Vor allem wollte ich Limpertsbe­rger vor die Kamera, die in dem Stadtviert­el aufgewachs­en sind. Es gibt einige Ausnahmen. Ich habe mir Themen ausgesucht und dann die Personen, die dazu etwas erzählen konnten. Das war aber ein laufender Prozess, und einige waren nicht zu Beginn so eingeplant. Auch Zugezogene wie der Künstler Steve Karier wurden gefragt. Ich habe Vorgespräc­he geführt, darauf ein Text erstellt, den der jeweilige vor der Kamera sprach. Ich wollte klare Aussagen.

Der Film hat auch etwas sehr Subjektive­s. Es ist auch Ihre Sicht auf den Limpertsbe­rg, wo Sie ja auch aufgewachs­en sind.

Anfangs wollte ich neutral bleiben, aus einer falschen Bescheiden­heit heraus. Dann wurde mir geraten, mehr Persönlich­es reinzubrin­gen.
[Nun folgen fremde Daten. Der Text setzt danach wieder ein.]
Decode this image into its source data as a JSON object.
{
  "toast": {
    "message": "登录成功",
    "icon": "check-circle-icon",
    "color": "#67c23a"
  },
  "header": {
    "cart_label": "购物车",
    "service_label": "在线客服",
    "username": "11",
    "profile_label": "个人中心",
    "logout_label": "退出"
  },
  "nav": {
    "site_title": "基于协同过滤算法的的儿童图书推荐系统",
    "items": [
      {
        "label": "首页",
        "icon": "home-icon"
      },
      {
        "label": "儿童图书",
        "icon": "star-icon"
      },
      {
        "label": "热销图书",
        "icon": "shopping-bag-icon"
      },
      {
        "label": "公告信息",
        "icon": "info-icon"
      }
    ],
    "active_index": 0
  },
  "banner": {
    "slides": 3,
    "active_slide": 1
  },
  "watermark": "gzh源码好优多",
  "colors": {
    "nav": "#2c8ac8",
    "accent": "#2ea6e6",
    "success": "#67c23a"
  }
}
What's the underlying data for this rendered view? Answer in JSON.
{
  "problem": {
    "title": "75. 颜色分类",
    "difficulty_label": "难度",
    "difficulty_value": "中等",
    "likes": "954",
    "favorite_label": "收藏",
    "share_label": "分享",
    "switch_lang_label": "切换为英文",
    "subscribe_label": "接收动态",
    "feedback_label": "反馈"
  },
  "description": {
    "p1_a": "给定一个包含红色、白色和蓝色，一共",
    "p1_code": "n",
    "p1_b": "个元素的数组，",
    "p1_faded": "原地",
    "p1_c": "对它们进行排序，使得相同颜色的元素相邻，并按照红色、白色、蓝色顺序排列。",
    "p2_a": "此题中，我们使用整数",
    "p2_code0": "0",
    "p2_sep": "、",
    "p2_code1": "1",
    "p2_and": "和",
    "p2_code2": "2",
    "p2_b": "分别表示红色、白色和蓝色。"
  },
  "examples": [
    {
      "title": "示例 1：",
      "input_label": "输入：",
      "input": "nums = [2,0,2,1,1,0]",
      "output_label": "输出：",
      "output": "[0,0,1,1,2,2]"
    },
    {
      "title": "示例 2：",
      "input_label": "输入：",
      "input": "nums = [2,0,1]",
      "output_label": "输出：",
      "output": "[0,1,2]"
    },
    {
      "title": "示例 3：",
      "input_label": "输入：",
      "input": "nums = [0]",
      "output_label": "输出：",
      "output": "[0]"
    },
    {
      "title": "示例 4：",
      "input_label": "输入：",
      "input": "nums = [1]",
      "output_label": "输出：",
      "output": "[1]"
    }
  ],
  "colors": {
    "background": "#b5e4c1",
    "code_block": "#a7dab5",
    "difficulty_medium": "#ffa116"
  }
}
Zum Glück, denn das hat dem Film einiges gebracht.

Sie sind auch Filmkritik­er. War es Ihnen nicht doch etwas mulmig, als der Film ins Kino kam und Sie standen plötzlich auf der anderen Seite der Filmkritik?

Das hat mich nicht besonders gestresst, aber ich habe mir doch die Frage gestellt, ob der Film von der Länge her funktionie­ren werde. Am Ende hat es geklappt. Der Film war zunächst auch nicht für den Kino gedacht, eher fürs Fernsehen. Dass er es schon in eine vierte Kinowoche geschafft hat, das überrascht und freut mich.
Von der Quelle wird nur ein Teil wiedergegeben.